Angel: Is that what you think you are--a hero? Spike: Saved the world didn't I? Angel: Once. Talk to me after you've done it a couple more times.

'Destiny'


Literary Buffistas 3: Don't Parse the Blurb, Dear.

There's more to life than watching Buffy the Vampire Slayer! No. Really, there is! Honestly! Here's a place for Buffistas to come and discuss what it is they're reading, their favorite authors and poets. "Geez. Crack a book sometime."


Steph L. - Dec 15, 2009 3:03:50 pm PST #10673 of 28370
this mess was yours / now your mess is mine

I could never watch Seinfeld because everyone annoyed me so much. Not that that was a book.

That's why I couldn't watch The Inside. As much as I wanted to get behind a Minear project, I found everyone on that show impossible to like.

I'm trying to think if there are any books that I read willingly in which I disliked the main character, or more than 1 character. I find almost all the characters in Wuthering Heights very unlikeable, but I had to read that for a class.


JZ - Dec 15, 2009 3:08:22 pm PST #10674 of 28370
See? I gave everybody here an opportunity to tell me what a bad person I am and nobody did, because I fuckin' rule.

Most of the characters in Vanity Fair are either loathsome or contemptible (some, of course, are both), but Lordy it's a fun read.


Hil R. - Dec 15, 2009 3:14:46 pm PST #10675 of 28370
Sometimes I think I might just move up to Vermont, open a bookstore or a vegan restaurant. Adam Schlesinger, z''l

Wuthering Heights was actually the book that got me started thinking about this. I don't like any of the characters, I think several of them are really horrible people, and most of the rest make ridiculously bad decisions for incredibly stupid reasons. But I still like reading it, because they do interesting things.

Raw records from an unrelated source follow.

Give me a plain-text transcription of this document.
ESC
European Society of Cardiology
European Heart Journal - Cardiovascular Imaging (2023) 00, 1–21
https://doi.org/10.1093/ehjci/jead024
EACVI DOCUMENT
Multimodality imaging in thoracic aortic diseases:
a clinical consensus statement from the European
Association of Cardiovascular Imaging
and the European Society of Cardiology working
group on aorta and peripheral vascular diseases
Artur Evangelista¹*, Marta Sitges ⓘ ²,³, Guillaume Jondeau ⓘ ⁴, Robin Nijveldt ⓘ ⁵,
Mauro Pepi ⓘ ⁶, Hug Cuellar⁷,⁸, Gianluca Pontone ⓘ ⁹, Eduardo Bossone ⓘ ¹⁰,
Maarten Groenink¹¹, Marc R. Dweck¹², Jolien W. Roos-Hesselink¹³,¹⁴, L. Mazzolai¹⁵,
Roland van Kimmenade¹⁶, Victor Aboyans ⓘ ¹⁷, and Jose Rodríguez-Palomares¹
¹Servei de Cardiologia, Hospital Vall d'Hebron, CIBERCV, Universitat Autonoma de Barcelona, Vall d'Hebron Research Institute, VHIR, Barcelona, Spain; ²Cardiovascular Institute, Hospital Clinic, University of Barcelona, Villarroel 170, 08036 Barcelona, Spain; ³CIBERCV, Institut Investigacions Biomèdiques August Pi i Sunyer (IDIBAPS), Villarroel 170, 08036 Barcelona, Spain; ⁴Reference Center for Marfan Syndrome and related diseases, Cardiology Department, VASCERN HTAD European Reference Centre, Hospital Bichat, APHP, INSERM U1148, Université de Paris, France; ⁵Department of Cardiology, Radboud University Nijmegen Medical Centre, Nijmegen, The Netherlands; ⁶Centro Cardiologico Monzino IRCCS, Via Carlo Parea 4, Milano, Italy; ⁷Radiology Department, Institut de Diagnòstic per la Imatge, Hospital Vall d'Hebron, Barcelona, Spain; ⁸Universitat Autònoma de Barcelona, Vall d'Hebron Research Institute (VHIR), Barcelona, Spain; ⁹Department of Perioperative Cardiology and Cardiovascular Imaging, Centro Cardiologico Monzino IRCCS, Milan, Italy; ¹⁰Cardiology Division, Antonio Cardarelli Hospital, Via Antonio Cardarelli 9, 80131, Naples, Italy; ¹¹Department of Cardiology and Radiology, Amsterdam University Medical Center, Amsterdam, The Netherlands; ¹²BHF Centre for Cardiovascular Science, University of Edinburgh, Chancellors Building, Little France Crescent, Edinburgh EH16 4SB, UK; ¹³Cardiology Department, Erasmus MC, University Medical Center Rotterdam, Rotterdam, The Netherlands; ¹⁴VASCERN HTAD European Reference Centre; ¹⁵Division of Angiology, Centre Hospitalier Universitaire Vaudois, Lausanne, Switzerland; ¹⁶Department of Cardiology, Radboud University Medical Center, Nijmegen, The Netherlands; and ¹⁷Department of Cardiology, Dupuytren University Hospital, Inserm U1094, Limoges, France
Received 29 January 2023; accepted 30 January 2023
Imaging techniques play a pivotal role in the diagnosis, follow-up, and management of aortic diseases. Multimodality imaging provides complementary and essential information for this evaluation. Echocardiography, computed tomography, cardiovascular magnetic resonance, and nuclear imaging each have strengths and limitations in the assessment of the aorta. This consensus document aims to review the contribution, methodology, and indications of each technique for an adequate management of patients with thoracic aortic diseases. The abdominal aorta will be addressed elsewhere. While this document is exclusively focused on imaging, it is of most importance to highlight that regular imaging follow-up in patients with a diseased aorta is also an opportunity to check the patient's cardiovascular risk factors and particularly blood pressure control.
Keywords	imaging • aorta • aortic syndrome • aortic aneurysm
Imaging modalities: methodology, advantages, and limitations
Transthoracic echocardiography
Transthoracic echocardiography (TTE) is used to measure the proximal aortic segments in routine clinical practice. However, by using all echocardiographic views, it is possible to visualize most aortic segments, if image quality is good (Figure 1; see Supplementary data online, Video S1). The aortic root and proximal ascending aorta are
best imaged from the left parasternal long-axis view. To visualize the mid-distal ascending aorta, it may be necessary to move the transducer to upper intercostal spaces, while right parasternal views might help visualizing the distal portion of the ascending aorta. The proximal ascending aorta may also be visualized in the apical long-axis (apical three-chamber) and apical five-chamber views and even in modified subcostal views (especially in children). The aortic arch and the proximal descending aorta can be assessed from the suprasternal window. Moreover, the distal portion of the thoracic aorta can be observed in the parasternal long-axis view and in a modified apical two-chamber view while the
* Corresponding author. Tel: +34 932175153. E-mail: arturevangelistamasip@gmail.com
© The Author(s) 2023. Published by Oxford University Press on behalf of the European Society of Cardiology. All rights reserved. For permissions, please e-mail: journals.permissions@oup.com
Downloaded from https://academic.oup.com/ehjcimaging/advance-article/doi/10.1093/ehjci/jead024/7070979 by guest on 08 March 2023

Steph L. - Dec 15, 2009 3:22:33 pm PST #10676 of 28370
this mess was yours / now your mess is mine

I think several of them are really horrible people

Nelly Dean, the textbook example of an unreliable narrator. Eeeeeevil.


Strega - Dec 15, 2009 4:22:13 pm PST #10677 of 28370

Hil -- I don't need to like the characters in the sense that I'd want to be their friend, as long as I'm interested in the story. It can be an issue when I think I'm supposed to find characters incredibly likable/admirable, when in fact I want to punch them in the face.

I think that's a bigger issue for me with TV or movies, though. I know there was something recently where I was just like, "I hate these people too much to watch this." I'm not sure if that's because a book has more time to delve, or if it's because it's harder for me to overlook traits I don't like when they're being shown instead of imagined.


Atropa - Dec 15, 2009 4:26:40 pm PST #10678 of 28370
The artist formerly associated with cupcakes.

I'm looking forward to partaking of American Psycho in one form or another, and I understand there's no liking to be had there.

Nope, not so much. But I think it's a great black comedy novel.


Jesse - Dec 15, 2009 4:31:48 pm PST #10679 of 28370
Sometimes I trip on how happy we could be.

This is why I ended up disliking The Kite Runner so much -- I hated that guy! But didn't think I was supposed to. Actually, I think that's the key for me -- I'm pretty sure no one thinks Patrick Bateman is an OK guy.


Ginger - Dec 15, 2009 4:36:13 pm PST #10680 of 28370
"It didn't taste good. It tasted soooo horrible. It tasted like....a vodka martini." - Matilda

Some of P.D. James' books focus mainly on the potential suspects and victims, and in a few books, they were all so loathsome that I stopped caring who killed them. The reason I hated As I Lay Dying, even though I like most Faulkner, was spending too much time with the Snopes.


DavidS - Dec 15, 2009 4:36:15 pm PST #10681 of 28370
"Look, son, if it's good enough for Shirley Bassey, it's good enough for you."

I'm trying to think of enjoyable books with unlikeable characters.

Lolita comes to mind.


Amy - Dec 15, 2009 5:11:26 pm PST #10682 of 28370
Because books.

The protagonist of Joe Hill's Heart-Shaped Box was unlikeable in a lot of ways, but he was very upfront about it. He owned his own flaws. And Hill managed to make me, at least, sympathize with him, especially as the plot developed.